The discovery of a novel marker for adult human neural stem cell
It is a good place to start for those interested in neuroscience, aging/longevity or aging.
The hippocampus is the mammalian centre for memory and learning. It has an amazing capacity to produce new neurons all through life. The neural stem cells are responsible for the production of new neurons. They are also crucial in forming neural networks that are required for memory and learning, as well as mood control. The number of NSCs decreases with age, resulting in decreased neurogenesis, cognitive decline and anxiety and depression. It is therefore crucial to identify the molecular machinery that preserves NSCs if we want to use neurogenesis as a tool to reverse or stop hippocampal age related pathology.

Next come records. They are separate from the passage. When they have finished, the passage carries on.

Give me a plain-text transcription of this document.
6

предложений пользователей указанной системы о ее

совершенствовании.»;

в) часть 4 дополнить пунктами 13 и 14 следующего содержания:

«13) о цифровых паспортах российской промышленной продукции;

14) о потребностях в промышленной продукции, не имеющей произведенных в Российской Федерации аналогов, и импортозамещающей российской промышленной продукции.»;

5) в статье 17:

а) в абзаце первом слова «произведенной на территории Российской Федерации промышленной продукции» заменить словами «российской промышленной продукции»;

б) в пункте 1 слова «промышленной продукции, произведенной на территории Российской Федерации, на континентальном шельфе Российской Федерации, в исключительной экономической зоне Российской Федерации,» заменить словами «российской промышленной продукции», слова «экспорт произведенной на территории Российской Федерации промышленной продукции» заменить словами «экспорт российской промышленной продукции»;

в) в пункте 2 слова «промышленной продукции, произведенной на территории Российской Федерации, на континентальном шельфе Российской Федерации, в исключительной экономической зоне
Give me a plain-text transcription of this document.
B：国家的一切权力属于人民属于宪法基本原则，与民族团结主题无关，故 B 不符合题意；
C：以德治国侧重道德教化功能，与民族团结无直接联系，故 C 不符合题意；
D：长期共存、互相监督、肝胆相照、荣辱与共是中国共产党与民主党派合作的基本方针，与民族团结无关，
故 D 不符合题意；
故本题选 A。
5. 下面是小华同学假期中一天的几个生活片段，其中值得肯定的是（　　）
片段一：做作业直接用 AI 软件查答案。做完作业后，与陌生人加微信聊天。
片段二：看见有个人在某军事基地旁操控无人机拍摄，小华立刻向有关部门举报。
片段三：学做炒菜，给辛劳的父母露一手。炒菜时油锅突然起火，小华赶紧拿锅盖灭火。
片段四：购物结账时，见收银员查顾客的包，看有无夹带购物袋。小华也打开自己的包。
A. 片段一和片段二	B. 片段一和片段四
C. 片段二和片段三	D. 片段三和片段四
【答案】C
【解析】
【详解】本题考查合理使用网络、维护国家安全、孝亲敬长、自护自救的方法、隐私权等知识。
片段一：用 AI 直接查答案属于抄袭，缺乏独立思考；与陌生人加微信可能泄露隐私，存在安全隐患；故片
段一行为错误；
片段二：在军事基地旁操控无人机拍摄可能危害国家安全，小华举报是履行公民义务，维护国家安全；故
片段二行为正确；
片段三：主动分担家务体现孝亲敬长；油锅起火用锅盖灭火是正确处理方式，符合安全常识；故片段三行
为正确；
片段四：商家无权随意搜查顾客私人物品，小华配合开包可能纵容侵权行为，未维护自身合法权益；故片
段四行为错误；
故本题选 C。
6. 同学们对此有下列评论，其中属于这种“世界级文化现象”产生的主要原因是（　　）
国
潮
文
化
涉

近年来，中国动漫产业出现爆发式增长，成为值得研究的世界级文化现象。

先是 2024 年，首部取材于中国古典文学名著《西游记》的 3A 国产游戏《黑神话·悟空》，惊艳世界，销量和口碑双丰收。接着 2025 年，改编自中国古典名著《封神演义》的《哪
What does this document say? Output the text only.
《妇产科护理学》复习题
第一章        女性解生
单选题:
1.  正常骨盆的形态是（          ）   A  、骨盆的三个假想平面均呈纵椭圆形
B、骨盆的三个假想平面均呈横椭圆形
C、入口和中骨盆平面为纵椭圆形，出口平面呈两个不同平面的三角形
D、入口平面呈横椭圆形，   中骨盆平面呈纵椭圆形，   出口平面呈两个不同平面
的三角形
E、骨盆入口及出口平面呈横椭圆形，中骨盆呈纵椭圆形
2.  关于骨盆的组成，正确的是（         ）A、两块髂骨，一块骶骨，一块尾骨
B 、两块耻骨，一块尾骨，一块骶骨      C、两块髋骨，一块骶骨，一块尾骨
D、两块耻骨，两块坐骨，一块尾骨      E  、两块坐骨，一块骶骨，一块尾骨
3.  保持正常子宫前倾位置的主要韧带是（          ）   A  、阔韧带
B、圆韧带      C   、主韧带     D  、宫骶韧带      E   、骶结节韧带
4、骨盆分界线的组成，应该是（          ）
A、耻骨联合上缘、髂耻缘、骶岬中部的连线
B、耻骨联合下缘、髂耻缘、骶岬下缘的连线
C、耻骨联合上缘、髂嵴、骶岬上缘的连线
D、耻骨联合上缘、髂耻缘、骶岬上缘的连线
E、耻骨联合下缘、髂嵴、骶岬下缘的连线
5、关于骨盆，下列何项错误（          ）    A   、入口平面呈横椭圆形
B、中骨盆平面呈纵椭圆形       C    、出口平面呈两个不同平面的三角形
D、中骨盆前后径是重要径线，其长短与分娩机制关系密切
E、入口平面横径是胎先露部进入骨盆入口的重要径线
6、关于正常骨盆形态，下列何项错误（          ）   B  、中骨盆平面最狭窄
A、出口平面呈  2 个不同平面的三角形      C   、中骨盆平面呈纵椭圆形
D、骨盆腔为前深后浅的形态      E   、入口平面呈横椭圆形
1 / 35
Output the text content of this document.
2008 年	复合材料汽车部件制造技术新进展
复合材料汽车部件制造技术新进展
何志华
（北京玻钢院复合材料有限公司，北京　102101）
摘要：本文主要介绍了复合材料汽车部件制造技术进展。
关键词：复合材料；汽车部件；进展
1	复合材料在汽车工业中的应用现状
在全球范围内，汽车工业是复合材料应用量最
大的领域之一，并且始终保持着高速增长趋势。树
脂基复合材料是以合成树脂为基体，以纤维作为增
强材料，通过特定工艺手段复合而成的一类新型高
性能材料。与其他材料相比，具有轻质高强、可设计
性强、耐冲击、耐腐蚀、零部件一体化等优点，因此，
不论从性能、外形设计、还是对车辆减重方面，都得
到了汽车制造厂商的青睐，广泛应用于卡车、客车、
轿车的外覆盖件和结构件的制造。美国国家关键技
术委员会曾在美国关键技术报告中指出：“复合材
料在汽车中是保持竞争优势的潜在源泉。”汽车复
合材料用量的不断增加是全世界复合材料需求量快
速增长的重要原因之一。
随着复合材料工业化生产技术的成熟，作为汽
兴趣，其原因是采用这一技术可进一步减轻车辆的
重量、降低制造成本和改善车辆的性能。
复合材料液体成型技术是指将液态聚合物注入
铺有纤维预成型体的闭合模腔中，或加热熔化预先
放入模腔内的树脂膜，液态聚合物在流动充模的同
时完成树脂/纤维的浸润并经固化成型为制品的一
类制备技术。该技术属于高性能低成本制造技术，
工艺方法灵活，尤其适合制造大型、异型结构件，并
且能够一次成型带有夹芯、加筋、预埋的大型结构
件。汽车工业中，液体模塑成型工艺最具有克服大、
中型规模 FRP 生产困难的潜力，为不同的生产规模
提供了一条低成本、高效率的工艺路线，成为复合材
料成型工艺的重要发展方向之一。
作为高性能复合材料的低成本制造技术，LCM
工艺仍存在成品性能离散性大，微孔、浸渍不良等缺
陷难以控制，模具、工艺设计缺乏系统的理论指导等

The lack of NSCs markers that are suitable for in vivo and advanced imaging is a major obstacle to exploring this fundamental process in the brain. Researchers led by Dr. Mirjana Mlatic-Savatic of Baylor College of Medicine, investigator at the Jan & Dan Duncan Neurological Research Institute of Texas Children’s Hospital and Dr. Louis Manganas of Stony Brook University decided to approach this problem in an unusual way. They thought that if they found proteins on the surface NSCs then they could make agents that could \”see\” the NSCs within the human brain.
The ultimate goal of research is to maintain neurogenesis in old age at the same level it was in young brains. This will prevent cognitive decline and reduce the tendency to mood disorders like depression. We must first better understand the elusive yet fundamental human process. We do not yet have the technology to study the process in living humans, and the only information we have is from postmortem brain analyses. We cannot create tools to detect the process in humans because NSC markers exist within cells, and are not reachable for in-vivo visualization,\” Maletic Savatic explained. In collaboration with colleagues in New York and Spain we conducted this study in order to identify surface markers. We then developed tools, such as ligands to PET, to visualize them in real-time using advanced in vivo brain images.